NATS K/V Distributed Cache

NoETL uses NATS JetStream Key-Value (K/V) store for distributed loop state management, enabling horizontal scaling of server pods.

Overview

Previously, NoETL used an in-memory cache (_memory_cache) in engine.py to store execution state, including loop iteration results. This approach worked for single-server deployments but prevented horizontal scaling because each server pod maintained its own isolated state.

NATS K/V Solution:

Stores loop state in a distributed NATS JetStream K/V bucket
Multiple server pods share the same execution state
Workers can process loop iterations across any available server
Atomic updates with optimistic locking prevent race conditions

Architecture

Components

Server (engine.py):

On loop initialization: Store initial state in NATS K/V
After each step.exit: Append result to NATS K/V
On loop completion check: Read iteration count from NATS K/V

NATS K/V Cache (nats_kv.py):

Connects to NATS server at nats://nats.nats.svc.cluster.local:4222
K/V bucket: noetl_execution_state (1hr TTL, 1MB max value)
Key format: exec:{execution_id}:loop:{step_name}
Atomic append with optimistic locking (5 retries, exponential backoff)

Data Flow

Architecture:

Server Pod (uvicorn workers 1-N) → NATS K/V
                                      ↓
                    Worker Pods 1-3 (via server API)

Loop Execution:

1. Loop Init:
   Server → NATS K/V: {collection_size: 100, results: [], iterator: "item", mode: "sequential"}

2. Step Exit (each iteration):
   Worker → Server → NATS K/V: append result to results array (atomic)

3. Loop Completion Check:
   Server → NATS K/V: get completed_count = len(results)
   Server: if completed_count < collection_size → create next command

4. Loop Done:
   Server → NATS K/V: mark loop as completed
   Server → NATS K/V: delete execution state (cleanup)

Configuration

Environment Variables:

# NATS server URL (with credentials in manifest ConfigMaps)
NATS_URL=nats://noetl:[email protected]:4222

# NATS credentials (default: noetl/noetl)
NATS_USER=noetl
NATS_PASSWORD=noetl

Kubernetes ConfigMaps:

ci/manifests/noetl/configmap-server.yaml - Server NATS config
ci/manifests/noetl/configmap-worker.yaml - Worker NATS config

API Reference

NATSKVCache Class

File: noetl/core/cache/nats_kv.py

Methods:

async def connect(nats_url: Optional[str] = None) -> None:
    """Connect to NATS and create/get K/V bucket."""

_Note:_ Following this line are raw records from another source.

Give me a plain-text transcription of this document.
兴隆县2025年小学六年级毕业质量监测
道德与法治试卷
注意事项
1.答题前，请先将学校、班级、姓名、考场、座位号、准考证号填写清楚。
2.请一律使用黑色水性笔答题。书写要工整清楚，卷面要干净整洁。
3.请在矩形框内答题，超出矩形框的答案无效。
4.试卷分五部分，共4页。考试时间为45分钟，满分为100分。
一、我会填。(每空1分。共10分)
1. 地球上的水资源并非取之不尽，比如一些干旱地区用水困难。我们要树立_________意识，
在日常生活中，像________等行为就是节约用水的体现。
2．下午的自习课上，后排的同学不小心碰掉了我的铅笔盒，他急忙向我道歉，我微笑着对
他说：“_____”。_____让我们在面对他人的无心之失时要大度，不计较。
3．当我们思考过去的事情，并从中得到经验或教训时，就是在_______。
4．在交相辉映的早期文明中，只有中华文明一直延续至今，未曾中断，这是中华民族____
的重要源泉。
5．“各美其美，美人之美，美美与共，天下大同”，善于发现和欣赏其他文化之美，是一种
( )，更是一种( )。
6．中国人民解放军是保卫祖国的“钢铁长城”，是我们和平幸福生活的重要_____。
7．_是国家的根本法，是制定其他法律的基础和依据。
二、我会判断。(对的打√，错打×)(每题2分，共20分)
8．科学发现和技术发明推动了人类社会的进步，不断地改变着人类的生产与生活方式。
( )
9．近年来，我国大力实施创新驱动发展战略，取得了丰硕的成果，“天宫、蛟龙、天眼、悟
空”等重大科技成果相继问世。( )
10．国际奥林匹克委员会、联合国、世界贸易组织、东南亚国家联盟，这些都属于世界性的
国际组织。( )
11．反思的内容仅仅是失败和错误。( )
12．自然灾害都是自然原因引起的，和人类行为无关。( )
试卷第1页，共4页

async def get_loop_state(execution_id: str, step_name: str) -> Optional[dict]:
    """Retrieve loop state for execution/step."""

async def set_loop_state(execution_id: str, step_name: str, state: dict) -> bool:
    """Store complete loop state."""

async def append_loop_result(execution_id: str, step_name: str, result: Any) -> bool:
    """Atomically append result to loop results array (optimistic locking)."""

async def delete_execution_state(execution_id: str) -> bool:
    """Delete all keys for an execution (cleanup)."""

Singleton Instance

from noetl.core.cache import get_nats_cache

nats_cache = await get_nats_cache()
await nats_cache.append_loop_result("123", "fetch_data", {"id": 1})

Integration Points

Engine.py Changes

1. Loop Initialization (lines 877-910):

# Get completed count from NATS K/V (authoritative)
nats_cache = await get_nats_cache()
nats_loop_state = await nats_cache.get_loop_state(str(state.execution_id), step.step)

if nats_loop_state:
    completed_count = len(nats_loop_state.get("results", []))
else:
    # Initialize and store in NATS K/V
    await nats_cache.set_loop_state(state.execution_id, step.step, {...})

2. Result Storage (lines 1132-1150):

# Add to local state
state.add_loop_result(event.step, result)

# Sync to NATS K/V (distributed)
nats_cache = await get_nats_cache()
await nats_cache.append_loop_result(state.execution_id, event.step, result)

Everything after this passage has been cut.